Come dicevo all’inizio, è proprio una questione di approccio mentale. Avere il lievito chimico è pratico e sbrigativo. Oggi decido di fare la torta, preparo gli ingredienti, metto la bustina e l’effetto magia di aumento del volume è assicurato dalla presenza del calore del forno.
Usare il lievito naturale invece è un impegno costante.
Dalla preparazione: qui non si trova al supermercato ma si devono pesare gli ingredienti, controllare la temperatura, far riposare per il tempo prestabilito. Un vero e proprio impegno fisico e mentale. Non mi occupo del mio lievito solo quando mi serve, ma lo rinfresco periodicamente per fare in modo che tutto il mio lavoro non sia vanificato. Un tempo indispensabile per avere sempre un prodotto di ottima qualità che rappresenta una sorta di ciliegina sulla torta nelle nostre preparazioni casalinghe.
Io ho sempre sentito parlare del lievito madre ma non l’ho mai usato.

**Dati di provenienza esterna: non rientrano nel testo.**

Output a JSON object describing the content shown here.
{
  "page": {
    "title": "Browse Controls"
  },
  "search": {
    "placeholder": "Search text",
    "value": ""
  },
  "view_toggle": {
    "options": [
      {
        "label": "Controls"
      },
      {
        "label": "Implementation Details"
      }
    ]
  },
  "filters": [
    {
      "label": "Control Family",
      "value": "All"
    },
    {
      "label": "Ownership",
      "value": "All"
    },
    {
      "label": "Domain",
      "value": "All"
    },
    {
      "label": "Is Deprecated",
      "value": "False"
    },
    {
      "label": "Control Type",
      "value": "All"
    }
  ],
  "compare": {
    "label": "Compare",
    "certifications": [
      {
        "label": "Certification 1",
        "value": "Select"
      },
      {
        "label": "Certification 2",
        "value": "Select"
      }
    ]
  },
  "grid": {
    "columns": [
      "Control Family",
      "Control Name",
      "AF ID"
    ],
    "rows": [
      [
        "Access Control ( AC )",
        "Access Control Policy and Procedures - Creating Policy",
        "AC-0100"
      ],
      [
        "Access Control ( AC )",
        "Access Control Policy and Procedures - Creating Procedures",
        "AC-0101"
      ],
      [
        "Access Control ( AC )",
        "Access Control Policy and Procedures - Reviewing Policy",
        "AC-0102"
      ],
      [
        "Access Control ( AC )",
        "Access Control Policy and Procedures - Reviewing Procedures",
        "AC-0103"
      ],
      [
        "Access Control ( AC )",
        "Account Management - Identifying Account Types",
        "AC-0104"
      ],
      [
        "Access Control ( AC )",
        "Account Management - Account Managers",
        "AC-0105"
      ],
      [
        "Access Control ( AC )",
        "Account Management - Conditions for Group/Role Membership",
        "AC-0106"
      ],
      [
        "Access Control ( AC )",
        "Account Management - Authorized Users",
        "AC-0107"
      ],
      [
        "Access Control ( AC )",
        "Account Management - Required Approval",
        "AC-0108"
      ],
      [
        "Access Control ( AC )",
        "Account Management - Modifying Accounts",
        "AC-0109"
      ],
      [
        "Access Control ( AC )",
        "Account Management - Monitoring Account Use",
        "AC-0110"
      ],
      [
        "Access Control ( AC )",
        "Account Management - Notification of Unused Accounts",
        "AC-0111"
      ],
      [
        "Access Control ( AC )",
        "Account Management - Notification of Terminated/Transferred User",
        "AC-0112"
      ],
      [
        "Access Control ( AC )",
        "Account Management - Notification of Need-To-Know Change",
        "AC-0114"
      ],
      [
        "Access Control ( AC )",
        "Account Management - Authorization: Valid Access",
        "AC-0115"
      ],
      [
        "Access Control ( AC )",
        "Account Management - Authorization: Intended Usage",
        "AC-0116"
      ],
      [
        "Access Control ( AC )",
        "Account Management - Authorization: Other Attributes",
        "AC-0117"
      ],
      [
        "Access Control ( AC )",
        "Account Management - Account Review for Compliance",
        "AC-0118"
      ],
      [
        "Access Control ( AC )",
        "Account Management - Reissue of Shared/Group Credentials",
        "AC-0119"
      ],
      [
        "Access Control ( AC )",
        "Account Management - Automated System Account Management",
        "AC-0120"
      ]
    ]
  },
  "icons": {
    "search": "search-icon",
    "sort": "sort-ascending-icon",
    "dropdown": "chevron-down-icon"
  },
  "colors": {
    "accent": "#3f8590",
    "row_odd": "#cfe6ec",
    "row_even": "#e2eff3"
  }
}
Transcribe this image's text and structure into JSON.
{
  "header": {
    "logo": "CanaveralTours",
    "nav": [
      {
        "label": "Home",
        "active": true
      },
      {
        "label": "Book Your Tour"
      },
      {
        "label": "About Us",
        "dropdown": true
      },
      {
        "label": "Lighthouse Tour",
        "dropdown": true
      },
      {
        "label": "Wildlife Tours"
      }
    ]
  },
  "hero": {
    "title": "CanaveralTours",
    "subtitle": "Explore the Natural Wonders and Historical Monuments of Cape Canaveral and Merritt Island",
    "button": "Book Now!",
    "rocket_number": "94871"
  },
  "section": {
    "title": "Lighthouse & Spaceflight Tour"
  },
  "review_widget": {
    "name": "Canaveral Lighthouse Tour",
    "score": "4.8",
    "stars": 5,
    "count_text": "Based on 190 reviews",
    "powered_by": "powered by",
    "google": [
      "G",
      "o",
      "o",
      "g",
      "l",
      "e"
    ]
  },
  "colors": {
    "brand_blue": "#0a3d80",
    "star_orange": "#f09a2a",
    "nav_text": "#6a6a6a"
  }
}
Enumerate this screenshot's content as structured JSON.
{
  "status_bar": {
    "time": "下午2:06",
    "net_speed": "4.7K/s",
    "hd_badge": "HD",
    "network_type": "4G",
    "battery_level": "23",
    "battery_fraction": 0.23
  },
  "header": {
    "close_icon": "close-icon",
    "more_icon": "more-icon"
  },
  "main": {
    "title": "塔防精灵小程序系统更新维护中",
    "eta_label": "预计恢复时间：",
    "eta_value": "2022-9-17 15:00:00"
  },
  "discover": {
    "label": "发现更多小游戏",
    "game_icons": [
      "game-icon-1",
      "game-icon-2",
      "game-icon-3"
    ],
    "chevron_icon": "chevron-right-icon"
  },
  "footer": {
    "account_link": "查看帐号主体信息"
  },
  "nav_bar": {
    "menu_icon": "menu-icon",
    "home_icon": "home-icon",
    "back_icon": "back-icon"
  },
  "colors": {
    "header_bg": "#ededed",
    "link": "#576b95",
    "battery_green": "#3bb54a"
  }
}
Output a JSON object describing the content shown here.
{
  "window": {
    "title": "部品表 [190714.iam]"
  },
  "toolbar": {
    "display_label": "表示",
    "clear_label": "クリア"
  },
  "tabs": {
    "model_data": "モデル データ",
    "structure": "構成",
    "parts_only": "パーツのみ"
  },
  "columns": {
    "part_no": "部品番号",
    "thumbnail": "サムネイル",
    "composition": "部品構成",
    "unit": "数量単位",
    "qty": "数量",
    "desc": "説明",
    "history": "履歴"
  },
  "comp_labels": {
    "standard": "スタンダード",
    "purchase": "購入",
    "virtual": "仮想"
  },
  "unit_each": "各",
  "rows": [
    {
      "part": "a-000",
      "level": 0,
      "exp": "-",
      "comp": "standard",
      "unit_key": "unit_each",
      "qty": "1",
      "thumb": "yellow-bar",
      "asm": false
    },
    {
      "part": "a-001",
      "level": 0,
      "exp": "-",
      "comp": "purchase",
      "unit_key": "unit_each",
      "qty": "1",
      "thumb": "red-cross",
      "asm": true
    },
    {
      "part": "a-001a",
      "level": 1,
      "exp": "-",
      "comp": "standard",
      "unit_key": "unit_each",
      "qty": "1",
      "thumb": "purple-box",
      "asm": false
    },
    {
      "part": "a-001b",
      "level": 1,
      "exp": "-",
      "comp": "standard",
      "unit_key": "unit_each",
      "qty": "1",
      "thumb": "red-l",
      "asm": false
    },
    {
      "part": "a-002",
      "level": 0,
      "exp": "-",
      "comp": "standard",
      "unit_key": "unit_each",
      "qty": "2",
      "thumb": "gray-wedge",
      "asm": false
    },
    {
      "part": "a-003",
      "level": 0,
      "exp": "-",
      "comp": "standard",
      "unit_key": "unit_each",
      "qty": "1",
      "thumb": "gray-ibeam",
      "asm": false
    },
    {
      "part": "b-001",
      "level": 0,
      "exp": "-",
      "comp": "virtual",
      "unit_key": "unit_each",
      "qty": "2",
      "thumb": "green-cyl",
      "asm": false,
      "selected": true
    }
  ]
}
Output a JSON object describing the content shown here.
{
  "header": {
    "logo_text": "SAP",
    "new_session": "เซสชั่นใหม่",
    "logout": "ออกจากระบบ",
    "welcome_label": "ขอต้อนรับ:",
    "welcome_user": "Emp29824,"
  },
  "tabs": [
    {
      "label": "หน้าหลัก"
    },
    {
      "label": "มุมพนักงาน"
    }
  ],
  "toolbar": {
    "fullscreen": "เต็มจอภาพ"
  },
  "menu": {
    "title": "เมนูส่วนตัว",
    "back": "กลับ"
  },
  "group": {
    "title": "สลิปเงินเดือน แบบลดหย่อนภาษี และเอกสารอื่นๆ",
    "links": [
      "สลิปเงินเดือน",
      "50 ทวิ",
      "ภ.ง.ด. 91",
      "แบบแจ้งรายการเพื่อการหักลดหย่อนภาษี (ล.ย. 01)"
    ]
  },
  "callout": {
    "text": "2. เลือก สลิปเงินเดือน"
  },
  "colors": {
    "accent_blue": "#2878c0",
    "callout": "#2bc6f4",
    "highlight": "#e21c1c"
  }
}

Credo di essere una delle poche, a quanto risulta dal mio personalissimo e poco attendibile sondaggio tra le amiche. Sempre se la maggior parte di loro non stia bluffando e faccia finta di ravvivarlo ogni giorno, insieme alla passione e all’amore per il marito.
Sono comunque rimasta piacevolmente colpita da uno degli ultimi commenti di questo pasticcere per tradizione, che invitava le presenti a farsi regalare un po’ di lievito madre da chi professionalmente dovrebbe usarlo, per poi impegnarsi a curarlo giorno dopo giorno.
Un po’ come offrire un pezzo di cultura della cucina, facendo un passo indietro nella frenesia del prodotto pronto all’uso. La prossima settimana andrò a trovare Luciano e mi farò dare in dono questo preziosissimo figlio della panificazione. Prometto che mi ingegnerò per rinfrescarlo e vederlo crescere. Trovare il tempo per fare queste cose significa rallentare la giornaliera corsa frenetica e dare ad ogni elemento la dimensione appropriata.
Se poi si riesce a finire la serata tra vin rosato, risate di giovani donne davanti a grandi cambiamenti nella loro piccola vita, allora significa che la direzione presa è proprio quella giusta.